İnsan denen meçhulün,ihtiras ve hırsları,bütün
Adaletsizlerin,haksızlıkların temelidir.
Bunun sonunda,”istismar eden ve istismar edilen”
Gruplar meydana gelecektir.
Hz.Peygamber(s.a.s),”İnsan çok haristir.Ona bir vadi dolusu
Altın verseniz,bir vadi dolusu da ister.”
Yukarıda da bahsettiğim gibi,İslam bunu,insandaki
Nefs-i emareye bağlamaktadır.
Haris olan yani doymak bilmeyen nefsin,”ıslah ve
Terbiye “edilmesi gerekir.
Psikanalistlerin “id” yani “alt-ben” egosunun olduğunu,
Nefsi emareyi bu adla isimlendirdiklerini görüyoruz.

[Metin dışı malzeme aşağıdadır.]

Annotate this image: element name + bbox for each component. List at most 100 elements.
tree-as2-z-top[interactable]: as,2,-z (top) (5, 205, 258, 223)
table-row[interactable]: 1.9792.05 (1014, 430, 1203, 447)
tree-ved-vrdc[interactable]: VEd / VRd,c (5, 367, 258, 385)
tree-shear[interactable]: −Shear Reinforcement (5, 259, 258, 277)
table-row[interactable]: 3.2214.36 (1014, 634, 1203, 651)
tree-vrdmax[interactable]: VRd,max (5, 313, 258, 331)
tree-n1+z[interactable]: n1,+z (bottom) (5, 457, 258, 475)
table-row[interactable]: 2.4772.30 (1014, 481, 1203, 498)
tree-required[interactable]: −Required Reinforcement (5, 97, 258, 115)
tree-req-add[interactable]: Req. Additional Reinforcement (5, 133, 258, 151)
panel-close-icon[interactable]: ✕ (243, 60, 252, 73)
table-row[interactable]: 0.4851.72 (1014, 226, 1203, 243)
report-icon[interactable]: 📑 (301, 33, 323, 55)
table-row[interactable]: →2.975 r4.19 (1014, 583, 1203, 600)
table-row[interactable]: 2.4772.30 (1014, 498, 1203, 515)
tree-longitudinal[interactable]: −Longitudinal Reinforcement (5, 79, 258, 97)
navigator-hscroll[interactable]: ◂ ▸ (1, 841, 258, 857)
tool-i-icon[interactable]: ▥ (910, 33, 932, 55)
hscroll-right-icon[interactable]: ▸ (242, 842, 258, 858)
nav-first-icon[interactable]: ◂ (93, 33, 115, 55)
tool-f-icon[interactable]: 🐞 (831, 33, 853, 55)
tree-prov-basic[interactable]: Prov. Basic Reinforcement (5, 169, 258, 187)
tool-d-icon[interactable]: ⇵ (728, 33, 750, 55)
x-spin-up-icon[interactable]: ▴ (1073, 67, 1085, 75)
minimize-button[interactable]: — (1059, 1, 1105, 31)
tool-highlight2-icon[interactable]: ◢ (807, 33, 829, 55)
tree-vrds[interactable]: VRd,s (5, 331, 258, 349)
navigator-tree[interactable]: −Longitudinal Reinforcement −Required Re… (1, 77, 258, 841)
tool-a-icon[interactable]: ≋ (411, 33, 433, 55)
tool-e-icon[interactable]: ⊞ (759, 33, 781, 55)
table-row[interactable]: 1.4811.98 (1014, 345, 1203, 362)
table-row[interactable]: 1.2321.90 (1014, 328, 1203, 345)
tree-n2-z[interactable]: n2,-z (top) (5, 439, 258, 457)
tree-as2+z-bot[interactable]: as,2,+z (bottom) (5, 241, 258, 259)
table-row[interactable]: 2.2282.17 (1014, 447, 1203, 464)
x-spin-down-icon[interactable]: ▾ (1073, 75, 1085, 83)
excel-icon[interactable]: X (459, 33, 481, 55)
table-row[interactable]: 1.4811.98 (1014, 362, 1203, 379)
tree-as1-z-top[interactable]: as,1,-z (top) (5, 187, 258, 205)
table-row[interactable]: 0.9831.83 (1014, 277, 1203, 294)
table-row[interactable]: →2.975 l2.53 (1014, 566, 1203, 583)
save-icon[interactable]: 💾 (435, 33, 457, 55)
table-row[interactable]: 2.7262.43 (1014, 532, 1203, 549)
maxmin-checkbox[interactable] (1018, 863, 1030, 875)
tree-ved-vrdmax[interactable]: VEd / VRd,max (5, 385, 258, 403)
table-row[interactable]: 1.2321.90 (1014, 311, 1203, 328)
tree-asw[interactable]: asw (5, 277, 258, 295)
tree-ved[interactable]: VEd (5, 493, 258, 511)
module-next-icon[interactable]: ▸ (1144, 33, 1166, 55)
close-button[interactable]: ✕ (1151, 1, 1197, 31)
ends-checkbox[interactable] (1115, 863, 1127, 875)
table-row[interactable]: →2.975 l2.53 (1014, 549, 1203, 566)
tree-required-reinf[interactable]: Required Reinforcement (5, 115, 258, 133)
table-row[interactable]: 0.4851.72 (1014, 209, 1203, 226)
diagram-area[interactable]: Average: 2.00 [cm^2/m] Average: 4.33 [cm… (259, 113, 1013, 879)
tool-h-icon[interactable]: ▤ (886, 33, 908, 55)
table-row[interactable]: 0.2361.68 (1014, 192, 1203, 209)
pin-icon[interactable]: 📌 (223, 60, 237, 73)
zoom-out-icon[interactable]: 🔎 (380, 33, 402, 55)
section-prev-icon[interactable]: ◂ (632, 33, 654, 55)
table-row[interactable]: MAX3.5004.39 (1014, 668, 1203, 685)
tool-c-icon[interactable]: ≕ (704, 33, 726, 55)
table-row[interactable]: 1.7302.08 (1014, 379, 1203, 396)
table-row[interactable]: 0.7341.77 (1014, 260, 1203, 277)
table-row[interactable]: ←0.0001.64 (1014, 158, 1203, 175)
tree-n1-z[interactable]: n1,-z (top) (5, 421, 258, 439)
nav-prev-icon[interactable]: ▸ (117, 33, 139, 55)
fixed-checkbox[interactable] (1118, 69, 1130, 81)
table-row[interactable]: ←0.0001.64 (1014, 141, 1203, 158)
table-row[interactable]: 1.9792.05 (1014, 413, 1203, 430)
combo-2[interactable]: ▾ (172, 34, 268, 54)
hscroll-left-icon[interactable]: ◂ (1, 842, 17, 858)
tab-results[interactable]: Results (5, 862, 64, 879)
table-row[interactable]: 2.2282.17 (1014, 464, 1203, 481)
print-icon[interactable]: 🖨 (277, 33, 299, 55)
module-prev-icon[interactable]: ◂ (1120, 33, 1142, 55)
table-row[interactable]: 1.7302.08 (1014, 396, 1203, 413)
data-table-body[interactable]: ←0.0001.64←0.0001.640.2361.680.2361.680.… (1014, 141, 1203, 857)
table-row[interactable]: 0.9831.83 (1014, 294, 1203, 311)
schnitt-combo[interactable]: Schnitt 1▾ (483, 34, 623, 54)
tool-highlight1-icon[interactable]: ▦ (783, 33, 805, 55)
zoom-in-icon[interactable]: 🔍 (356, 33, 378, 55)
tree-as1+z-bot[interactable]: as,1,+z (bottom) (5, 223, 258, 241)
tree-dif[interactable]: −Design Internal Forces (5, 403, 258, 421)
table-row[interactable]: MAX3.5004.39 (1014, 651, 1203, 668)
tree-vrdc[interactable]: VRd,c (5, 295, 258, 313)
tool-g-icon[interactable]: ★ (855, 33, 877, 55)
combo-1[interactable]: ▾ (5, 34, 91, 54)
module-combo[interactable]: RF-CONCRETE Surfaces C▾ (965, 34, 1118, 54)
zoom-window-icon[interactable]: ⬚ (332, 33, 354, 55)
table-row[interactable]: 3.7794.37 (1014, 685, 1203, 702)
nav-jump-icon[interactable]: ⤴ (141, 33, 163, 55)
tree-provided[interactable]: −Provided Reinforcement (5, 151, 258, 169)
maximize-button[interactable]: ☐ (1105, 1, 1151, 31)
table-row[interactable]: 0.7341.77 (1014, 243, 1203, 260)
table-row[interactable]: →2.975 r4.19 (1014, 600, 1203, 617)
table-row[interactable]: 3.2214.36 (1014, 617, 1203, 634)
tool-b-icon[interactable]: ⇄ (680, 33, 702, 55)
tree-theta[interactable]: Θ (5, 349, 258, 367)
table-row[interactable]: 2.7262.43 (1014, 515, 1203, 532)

İnsan,yaratılışı itibariyle,”Eşref-i mahlukattır.”
Yani yaratılmışların en güzeli,en şereflisidir.
İnsanın bu eşref tarafını dumura uğratıp,hayvani
Arzu ve isteklere boyun eğdiren ise,nefsi-emaresidir.
Hayvanlarda zeka,şuur,zihin,meleke,nefsi emare
Olmadığından,onlar sadece içgüdüleri ile
Hareket ederler.
Bu sebeple,hayvanlar Allahın onlar için çizdiği
“haddi” asla aşmazlar.
İstismarların temelinde insanlardaki,
Bu nefs-i emare yatar.Eğer,ıslah edilmiş ve
Talim-terbiyeden geçmiş olan,alt-ben,bütün
İlerde orta yolu arar ve bulur.
“İtidalli” davranmayan insan,kazandığını
Sanırken,bir anda kaybeder.
Zira,nefis,haksızlığı haklı,gayri meşruluğu meşru,
Kötüyü iyi,günahı sevap gibi gösterir.
Kendi adaletini kendisi sağlama gibi,güç zehirlenmesi
İçine düşecektir.
Allahın insanlar için yarattığı her türlü nimetlerden
Azami istifade edilecek,ama asla “israf “ edilmeyecektir.
Bu nimetlerde herkesin hakkı olduğu gerçeği de
Asla unutulmayacaktır.
Nefsin ihtiyaçları da,”helal” yollardan karşılanmalıdır.
Nefsi tamamen aç bırakmak,insanın nefsine,dolayısıyla
Kendisine zulmetmiş olacaktır.
İslam’ın bize öğrettiği en önemli “CİHAT” yani savaş,
Öncelikle,kendi nefisimiz arzuları ile olan savaşımızdır.
Savaşlar kazanılır ya da kaybedilir.
Lakin,insanın helal-haram,Hak-haksızlık,Adalet-adaletsizlik,
İyi-kötü,Günah-sevap normlarında kendi nefsinin ihtiyaçlarını
Karşılarken,her zaman “hak ve hakikatten,” “adaletten”
Ayrılmaması gerekir.
İşte “gerçek kahraman” bu kişilerdir.
Hırsını yenerek,gerçekleri istismar etmeyendir.
İnsanların hak ve hukukuna saygı gösterendir.